Which ends up being a “standard” CRC32 calculation. It still took a bit of trial and error using https://www.crccalc.com/ and https://github.com/Michaelangel007/crc32 as reference before I could get my test application to reproduce the CRC checks.

It turned out that the CRC was correct in both cases. I had actually missed it at first, but while I had initially thought the flash and RAM dumps were identical, the 70-71st bytes of the memory dump were modified from the values in flash.

Fortunately, this was reproducible between reboots. I could step through the system’s initialization and use the debugger to check the value of the affected memory location to see that it was initially being loaded correctly but eventually being corrupted by a memory error. Since the address was 0x46 I assumed the likely issue was a null pointer dereference https://cwe.mitre.org/data/definitions/476.html.

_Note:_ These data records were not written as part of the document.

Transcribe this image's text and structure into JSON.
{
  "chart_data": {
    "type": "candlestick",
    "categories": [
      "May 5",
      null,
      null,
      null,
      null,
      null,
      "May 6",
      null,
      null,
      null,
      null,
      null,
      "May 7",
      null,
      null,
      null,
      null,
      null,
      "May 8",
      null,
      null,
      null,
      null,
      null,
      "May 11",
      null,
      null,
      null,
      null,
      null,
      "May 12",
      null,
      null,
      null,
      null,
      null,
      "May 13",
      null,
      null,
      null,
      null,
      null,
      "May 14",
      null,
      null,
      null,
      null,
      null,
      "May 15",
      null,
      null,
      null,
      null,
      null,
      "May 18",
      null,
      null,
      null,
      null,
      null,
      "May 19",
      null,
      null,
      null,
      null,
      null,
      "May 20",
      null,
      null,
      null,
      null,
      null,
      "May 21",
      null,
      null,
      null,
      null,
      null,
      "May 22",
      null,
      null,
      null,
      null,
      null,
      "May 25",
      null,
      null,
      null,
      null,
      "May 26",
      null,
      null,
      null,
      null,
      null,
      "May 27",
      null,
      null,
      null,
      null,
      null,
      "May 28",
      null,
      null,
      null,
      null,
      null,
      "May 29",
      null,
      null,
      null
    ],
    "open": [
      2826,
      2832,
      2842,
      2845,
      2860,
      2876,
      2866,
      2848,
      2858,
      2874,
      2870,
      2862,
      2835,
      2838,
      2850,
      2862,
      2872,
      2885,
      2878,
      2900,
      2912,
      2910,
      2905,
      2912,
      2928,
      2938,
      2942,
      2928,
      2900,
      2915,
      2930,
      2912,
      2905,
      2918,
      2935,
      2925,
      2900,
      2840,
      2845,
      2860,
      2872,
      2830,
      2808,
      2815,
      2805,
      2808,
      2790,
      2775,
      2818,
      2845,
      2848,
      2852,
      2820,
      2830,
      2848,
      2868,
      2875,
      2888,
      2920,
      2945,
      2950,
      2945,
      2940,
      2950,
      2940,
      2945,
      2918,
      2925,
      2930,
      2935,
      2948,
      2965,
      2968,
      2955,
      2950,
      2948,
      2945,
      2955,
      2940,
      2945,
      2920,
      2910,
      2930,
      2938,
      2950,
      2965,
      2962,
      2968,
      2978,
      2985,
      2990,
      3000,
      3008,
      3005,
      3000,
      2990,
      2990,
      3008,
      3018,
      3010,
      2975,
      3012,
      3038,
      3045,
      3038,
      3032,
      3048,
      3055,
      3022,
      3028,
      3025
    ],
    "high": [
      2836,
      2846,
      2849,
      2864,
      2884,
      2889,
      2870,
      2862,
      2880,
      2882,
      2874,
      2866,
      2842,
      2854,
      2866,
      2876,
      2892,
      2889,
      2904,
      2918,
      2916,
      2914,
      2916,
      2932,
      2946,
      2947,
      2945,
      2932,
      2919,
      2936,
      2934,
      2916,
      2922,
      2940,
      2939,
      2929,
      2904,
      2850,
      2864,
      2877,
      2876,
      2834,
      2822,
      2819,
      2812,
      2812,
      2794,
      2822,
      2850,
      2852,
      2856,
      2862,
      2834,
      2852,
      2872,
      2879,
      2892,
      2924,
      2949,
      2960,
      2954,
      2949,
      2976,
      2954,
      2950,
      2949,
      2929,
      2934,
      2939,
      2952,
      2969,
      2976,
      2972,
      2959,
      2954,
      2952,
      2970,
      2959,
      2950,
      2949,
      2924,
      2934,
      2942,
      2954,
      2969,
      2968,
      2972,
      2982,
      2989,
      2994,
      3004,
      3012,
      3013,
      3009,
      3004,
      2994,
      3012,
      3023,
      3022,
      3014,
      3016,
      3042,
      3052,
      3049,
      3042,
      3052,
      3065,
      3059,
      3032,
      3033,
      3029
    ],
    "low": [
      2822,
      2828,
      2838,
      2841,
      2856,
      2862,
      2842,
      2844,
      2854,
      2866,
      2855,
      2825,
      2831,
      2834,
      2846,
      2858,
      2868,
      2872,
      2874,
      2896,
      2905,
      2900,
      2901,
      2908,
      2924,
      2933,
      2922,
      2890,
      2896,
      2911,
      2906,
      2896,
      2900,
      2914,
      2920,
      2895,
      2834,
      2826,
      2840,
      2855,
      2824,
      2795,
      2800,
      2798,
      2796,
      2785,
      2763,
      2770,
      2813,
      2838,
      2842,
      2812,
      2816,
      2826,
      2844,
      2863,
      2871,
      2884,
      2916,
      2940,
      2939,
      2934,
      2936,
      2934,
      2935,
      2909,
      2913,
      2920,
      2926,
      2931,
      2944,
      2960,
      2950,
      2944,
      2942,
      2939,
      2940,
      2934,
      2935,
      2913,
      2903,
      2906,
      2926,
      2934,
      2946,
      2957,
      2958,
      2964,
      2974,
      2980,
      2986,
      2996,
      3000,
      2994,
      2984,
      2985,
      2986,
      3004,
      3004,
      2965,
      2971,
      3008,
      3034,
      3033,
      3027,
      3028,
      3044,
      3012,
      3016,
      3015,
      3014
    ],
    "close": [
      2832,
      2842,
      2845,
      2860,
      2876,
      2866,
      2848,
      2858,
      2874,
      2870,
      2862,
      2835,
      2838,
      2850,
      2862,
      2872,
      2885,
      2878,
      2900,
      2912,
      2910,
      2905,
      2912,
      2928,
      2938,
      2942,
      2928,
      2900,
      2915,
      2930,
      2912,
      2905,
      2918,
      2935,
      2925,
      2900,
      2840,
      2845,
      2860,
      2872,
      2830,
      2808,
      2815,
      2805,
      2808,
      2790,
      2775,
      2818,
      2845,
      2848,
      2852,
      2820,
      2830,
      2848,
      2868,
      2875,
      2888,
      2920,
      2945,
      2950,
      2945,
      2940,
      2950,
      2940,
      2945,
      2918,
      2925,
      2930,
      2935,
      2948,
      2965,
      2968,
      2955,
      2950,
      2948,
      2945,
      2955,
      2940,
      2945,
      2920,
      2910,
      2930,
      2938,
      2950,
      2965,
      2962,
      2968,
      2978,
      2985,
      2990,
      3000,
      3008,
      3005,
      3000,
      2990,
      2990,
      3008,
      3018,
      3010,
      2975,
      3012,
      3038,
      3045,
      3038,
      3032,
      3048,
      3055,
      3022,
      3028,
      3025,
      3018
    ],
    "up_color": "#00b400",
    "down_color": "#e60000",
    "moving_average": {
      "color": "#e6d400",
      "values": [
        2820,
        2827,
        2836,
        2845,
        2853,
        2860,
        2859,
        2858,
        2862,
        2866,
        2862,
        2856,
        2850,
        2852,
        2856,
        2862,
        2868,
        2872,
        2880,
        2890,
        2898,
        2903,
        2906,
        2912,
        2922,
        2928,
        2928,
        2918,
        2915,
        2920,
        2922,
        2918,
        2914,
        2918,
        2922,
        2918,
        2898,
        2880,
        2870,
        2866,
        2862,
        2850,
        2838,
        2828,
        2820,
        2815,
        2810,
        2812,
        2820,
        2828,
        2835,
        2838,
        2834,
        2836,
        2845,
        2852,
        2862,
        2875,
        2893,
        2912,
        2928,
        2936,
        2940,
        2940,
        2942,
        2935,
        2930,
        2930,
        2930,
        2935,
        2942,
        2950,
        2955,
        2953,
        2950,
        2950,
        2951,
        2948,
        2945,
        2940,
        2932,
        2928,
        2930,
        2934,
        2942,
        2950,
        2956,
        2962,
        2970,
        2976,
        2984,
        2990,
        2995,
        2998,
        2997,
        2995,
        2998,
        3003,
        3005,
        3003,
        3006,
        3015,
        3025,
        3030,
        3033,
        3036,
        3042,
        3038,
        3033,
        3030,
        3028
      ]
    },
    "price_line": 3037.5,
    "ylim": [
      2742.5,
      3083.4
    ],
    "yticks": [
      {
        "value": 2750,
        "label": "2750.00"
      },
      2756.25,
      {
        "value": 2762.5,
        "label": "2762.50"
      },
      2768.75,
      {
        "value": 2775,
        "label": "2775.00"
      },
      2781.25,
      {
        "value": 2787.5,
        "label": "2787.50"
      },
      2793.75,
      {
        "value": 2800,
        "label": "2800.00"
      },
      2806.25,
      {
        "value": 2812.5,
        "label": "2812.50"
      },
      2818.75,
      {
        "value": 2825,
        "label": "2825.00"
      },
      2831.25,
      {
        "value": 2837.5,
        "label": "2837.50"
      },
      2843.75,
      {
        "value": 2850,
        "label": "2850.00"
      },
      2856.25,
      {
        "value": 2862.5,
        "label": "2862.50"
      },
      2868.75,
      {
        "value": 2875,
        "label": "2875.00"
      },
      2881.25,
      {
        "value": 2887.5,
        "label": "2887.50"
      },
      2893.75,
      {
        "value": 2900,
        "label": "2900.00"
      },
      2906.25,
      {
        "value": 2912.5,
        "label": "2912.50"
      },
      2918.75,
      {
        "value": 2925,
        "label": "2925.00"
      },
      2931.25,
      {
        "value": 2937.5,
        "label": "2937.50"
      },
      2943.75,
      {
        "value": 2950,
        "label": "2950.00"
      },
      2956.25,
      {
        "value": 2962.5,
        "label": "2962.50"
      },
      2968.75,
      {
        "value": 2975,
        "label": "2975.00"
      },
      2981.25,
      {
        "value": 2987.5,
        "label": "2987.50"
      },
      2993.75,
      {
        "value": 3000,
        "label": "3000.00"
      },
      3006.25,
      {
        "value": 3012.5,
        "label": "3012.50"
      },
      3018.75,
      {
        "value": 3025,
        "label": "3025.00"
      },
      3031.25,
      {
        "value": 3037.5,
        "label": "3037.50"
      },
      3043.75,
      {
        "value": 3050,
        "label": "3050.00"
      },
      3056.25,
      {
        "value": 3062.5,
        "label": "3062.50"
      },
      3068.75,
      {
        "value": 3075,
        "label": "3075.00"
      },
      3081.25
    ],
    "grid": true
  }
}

I thought this was likely the issue since the address was a small number. It would indicate that some object with a null pointer was trying to have some member at 0x46 byte offset modified. While most systems would crash on this error, since the memory access would fail, since this system had valid memory at that location, it just caused the corruption. Hypothetically, a data breakpoint would have streamlined this a bit, but for whatever reason setting one didn’t work here.

By stepping through the code execution watching for where the memory was corrupted I was able to narrow down where the error was occurring and eventually spot a race condition https://en.wikipedia.org/wiki/Race_condition that was resulting in the error.

It turned out that we were lucky the CRC happened to be checking this memory region since the error was both a race condition and would only occur when a certain set of features were enabled.

I think it goes to show that on embedded systems where the entire memory is always accessible, it’s both really easy to mess things up in a hard to find way, but you also get a huge amount of power in being able to know where everything is in memory. If you understand what’s going on you can get incredible mileage just watching the memory with debugging tools.